Here's what happened in abortion news + takes this week.
Here’s another edition of Hard to Believe It’s Only Tuesday, a weekly roundup of the top headlines, tweets, takes, and more in abortion news.
The big takeaway: President Biden finally caved to years of pressure to protect, support, or just literally acknowledge abortion rights in any way whatsoever. The result: an executive order “protecting access to reproductive health care services.” We’ll get into what that actually means … right now.
Scroll on.
The Top Headlines
'“Impassioned Biden signs order on abortion access” (AP) — Per the AP, the order:
“formalized instructions to the Departments of Justice and Health and Human Services to push back on efforts to limit the ability of women to access federally approved abortion medication or to travel across state lines to access clinical abortion services”
“directs agencies to work to educate medical providers and insurers about how and when they are required to share privileged patient information with authorities — an effort to protect women who seek or obtain abortion services”
asks “the Federal Trade Commission to take steps to protect the privacy of those seeking information about reproductive care online and establish a task force to coordinate federal efforts to safeguard access to abortion”
as well as Biden “directing his staff to line up volunteer lawyers to provide women and providers with pro bono legal assistance to help them navigate new state restrictions”

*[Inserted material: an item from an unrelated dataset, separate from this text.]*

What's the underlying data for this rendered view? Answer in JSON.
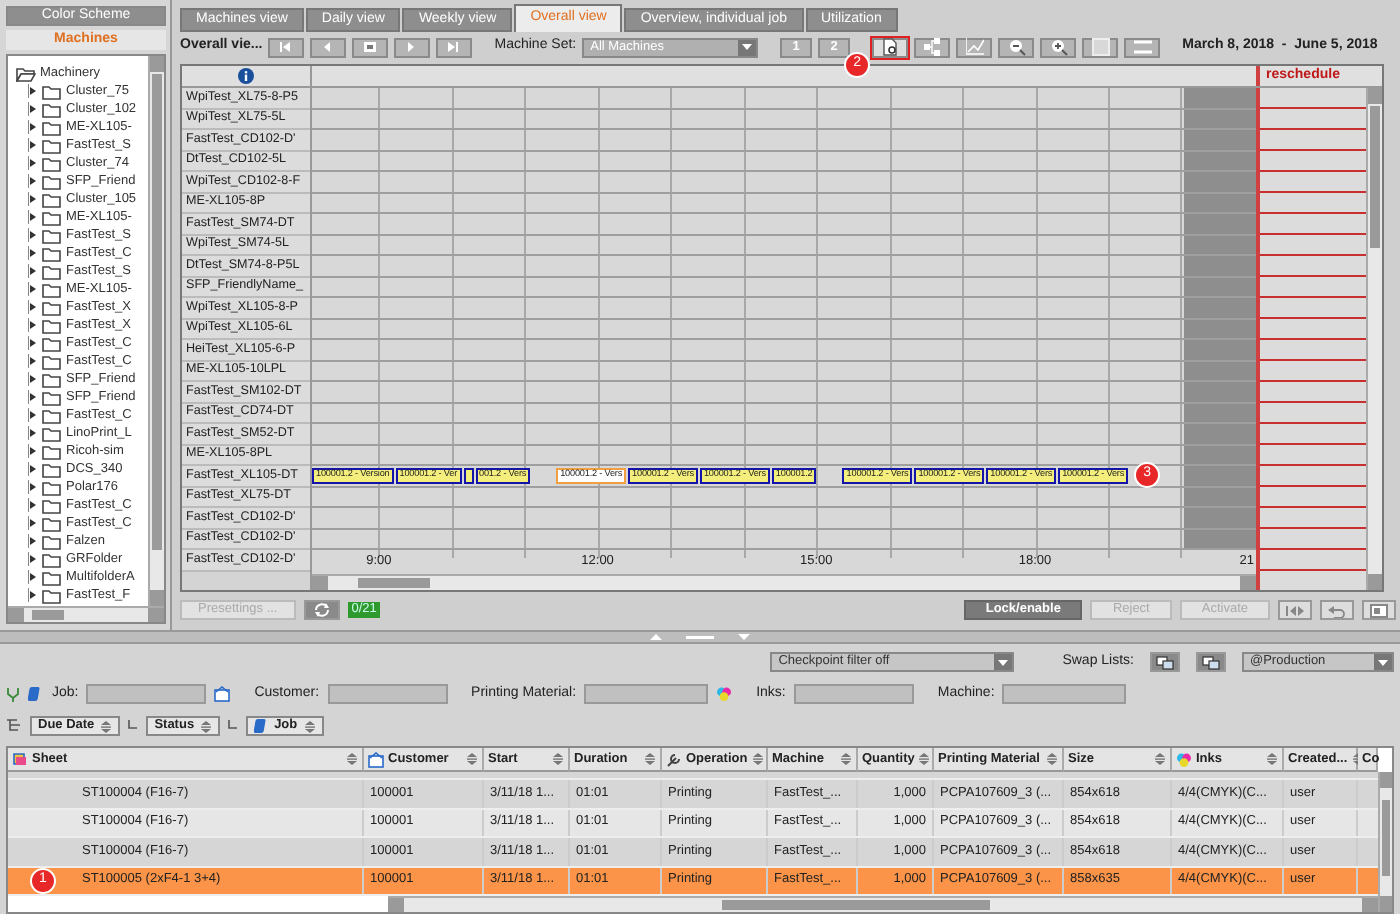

“New Mexico Governor signs executive order on abortion access” (KRQE) — The order instructs New Mexican officials not to assist in criminal prosecutions of people who have abortions, protects the licensures of New Mexico abortion providers, and refuses interstate extraditions in criminal prosecution attempts of people who have abortions. Said Gov. Lujan Grisham: “It means we will not cooperate for any criminalization or attempt at removing a license, or holding accountable a provider here who might be under national license or regional license [in respects to abortion]. I will not be executing, if there were any, warrants or extradition for any provider related to this issue.” This is a particularly big deal for ban states surrounding New Mexico and places from which New Mexico is an easy or affordable flight.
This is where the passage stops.